I am joining two table with large number (currently 100M - 1B) of rows in SnappyData configured in one server with 64 CPU cores and 512GB of memory, and would like to utilize the collocated join . However the description in the doc seems to imply that collocated join happens at per-node level.
What I need is actually something like per-bucket level collocated join (or partitioned-join), and I am not utilizing the server to the fullest as the total CPU utilization is about 10% or less most of the time.
For the join I am using the Rowstore and SQL statements. And I set up SnappyData using the single node setup script(snappy-start-all.sh), with one lead, one server, and one locator, with a bit customization to use more mem and CPU core:
conf/leads
localhost -locators=localhost:9999 -heap-size=200g -spark.executor.cores=30 -dir=/snappydata/lead1
conf/servers
localhost -locators=localhost:9999 -heap-size=200g -spark.executor.cores=30 -dir=/snappydata/server1
conf/locators
localhost -peer-discovery-port=9999 -heap-size=2048m -dir=/snappydata/locator1
I wasn't able to figure out how to solve this problem, and my questions are:
- How does collocated join work exactly? Does the collocated join happens at per-node level or per-bucket level or something between? Is there anything I can tweak about this besides setting the bucket number?
- Would creating index over the joining columns help in addition to the collocated join?
- Is the configuration a good fit for my workload? or should I set multiple servers to fully utilize the resource?
- If my setting seems OK, the low CPU utilization might be due to the skewed hash partitioning scheme, where can I tweak the partitioning scheme to avoid skewed partitioning?

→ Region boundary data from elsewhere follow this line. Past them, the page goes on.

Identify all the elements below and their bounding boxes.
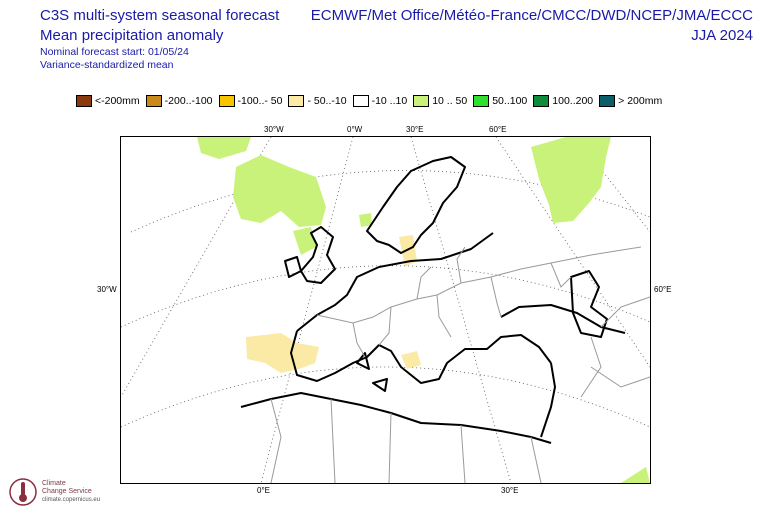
coast-britain bbox=[300, 226, 336, 284]
legend-label: 100..200 bbox=[552, 95, 594, 107]
lon-label-top: 60°E bbox=[489, 125, 507, 134]
legend-swatch bbox=[288, 95, 305, 107]
lon-label-top: 30°E bbox=[406, 125, 424, 134]
coast-sicily bbox=[372, 378, 388, 392]
thermometer-logo-icon bbox=[9, 478, 37, 506]
map-subtitle: Mean precipitation anomaly bbox=[40, 27, 224, 44]
country-borders bbox=[270, 246, 651, 484]
legend-label: 50..100 bbox=[492, 95, 528, 107]
coast-corsica bbox=[356, 352, 370, 370]
title-block: C3S multi-system seasonal forecast Mean … bbox=[40, 6, 279, 72]
dry-area bbox=[401, 351, 421, 369]
lon-label-bottom: 30°E bbox=[501, 486, 519, 495]
dry-area bbox=[399, 235, 417, 267]
map-title: C3S multi-system seasonal forecast bbox=[40, 7, 280, 24]
legend-label: - 50..-10 bbox=[307, 95, 347, 107]
legend-item: 50..100 bbox=[473, 95, 527, 107]
lon-label-left: 30°W bbox=[97, 285, 117, 294]
models-label: ECMWF/Met Office/Météo-France/CMCC/DWD/N… bbox=[310, 7, 753, 24]
copernicus-logo: Climate Change Service climate.copernicu… bbox=[8, 476, 100, 508]
legend-item: > 200mm bbox=[599, 95, 662, 107]
dry-anomaly-areas bbox=[246, 235, 421, 373]
wet-area bbox=[293, 227, 316, 255]
legend-item: 100..200 bbox=[533, 95, 593, 107]
legend-label: -200..-100 bbox=[164, 95, 213, 107]
legend-item: -10 ..10 bbox=[352, 95, 408, 107]
legend-item: -200..-100 bbox=[145, 95, 213, 107]
legend: <-200mm -200..-100 -100..- 50 - 50..-10 … bbox=[76, 95, 668, 107]
legend-swatch bbox=[533, 95, 550, 107]
forecast-start: Nominal forecast start: 01/05/24 bbox=[40, 46, 189, 58]
map-frame bbox=[120, 136, 651, 484]
legend-label: -10 ..10 bbox=[371, 95, 408, 107]
dry-area bbox=[246, 333, 319, 373]
coast-north-africa bbox=[240, 392, 552, 444]
wet-area bbox=[197, 137, 251, 159]
lon-label-top: 0°W bbox=[347, 125, 363, 134]
season-label: JJA 2024 bbox=[691, 27, 753, 44]
legend-item: - 50..-10 bbox=[288, 95, 347, 107]
coast-levant bbox=[540, 362, 556, 438]
legend-swatch bbox=[473, 95, 490, 107]
legend-item: <-200mm bbox=[76, 95, 140, 107]
legend-swatch bbox=[413, 95, 430, 107]
europe-map bbox=[120, 136, 651, 484]
coast-caspian bbox=[570, 270, 608, 338]
legend-item: -100..- 50 bbox=[218, 95, 283, 107]
legend-swatch bbox=[145, 95, 162, 107]
logo-line1: Climate bbox=[42, 480, 66, 487]
lon-label-bottom: 0°E bbox=[257, 486, 270, 495]
models-block: ECMWF/Met Office/Météo-France/CMCC/DWD/N… bbox=[311, 6, 753, 46]
legend-swatch bbox=[352, 95, 369, 107]
legend-label: -100..- 50 bbox=[237, 95, 283, 107]
lon-label-top: 30°W bbox=[264, 125, 284, 134]
method-label: Variance-standardized mean bbox=[40, 59, 174, 71]
wet-anomaly-areas bbox=[197, 137, 650, 483]
legend-swatch bbox=[218, 95, 235, 107]
coast-scandinavia bbox=[366, 156, 466, 254]
legend-swatch bbox=[599, 95, 616, 107]
wet-area bbox=[531, 137, 611, 223]
wet-area bbox=[359, 213, 372, 227]
lon-label-right: 60°E bbox=[654, 285, 672, 294]
logo-text: Climate Change Service climate.copernicu… bbox=[42, 480, 100, 504]
coast-mediterranean-north bbox=[290, 330, 552, 384]
legend-label: > 200mm bbox=[618, 95, 663, 107]
logo-url: climate.copernicus.eu bbox=[42, 497, 101, 503]
wet-area bbox=[233, 155, 326, 227]
logo-line2: Change Service bbox=[42, 488, 92, 495]
coast-ireland bbox=[284, 256, 302, 278]
legend-item: 10 .. 50 bbox=[413, 95, 467, 107]
legend-label: <-200mm bbox=[95, 95, 140, 107]
wet-area bbox=[621, 467, 650, 483]
coast-north-europe bbox=[296, 232, 494, 332]
legend-label: 10 .. 50 bbox=[432, 95, 468, 107]
legend-swatch bbox=[76, 95, 92, 107]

Any information or pointers to any of the above questions (sorry about asking a lot of questions in just one post) would be be greatly appreciated :)
UPDATE:
The schema of the two row table looks like this (columns are all Integer type):
Table_A(key1, key2, value1, value2, value3)
USING ROW OPTIONS (partition_by 'key1, key2')
Table_B(key1, key2, value4, value5)
USING ROW OPTIONS (partition_by 'key1, key2', colocate_with 'Table_A').
The join result will contain: Table_C(key1, key2, value1, value2, value3, value4, value5)
And the key1 can be of ~200 different values, key2 ~2M different values. And (key1, key2) distribution are skewed and not unique -- a few(<5%) quite frequent, while most majority are not.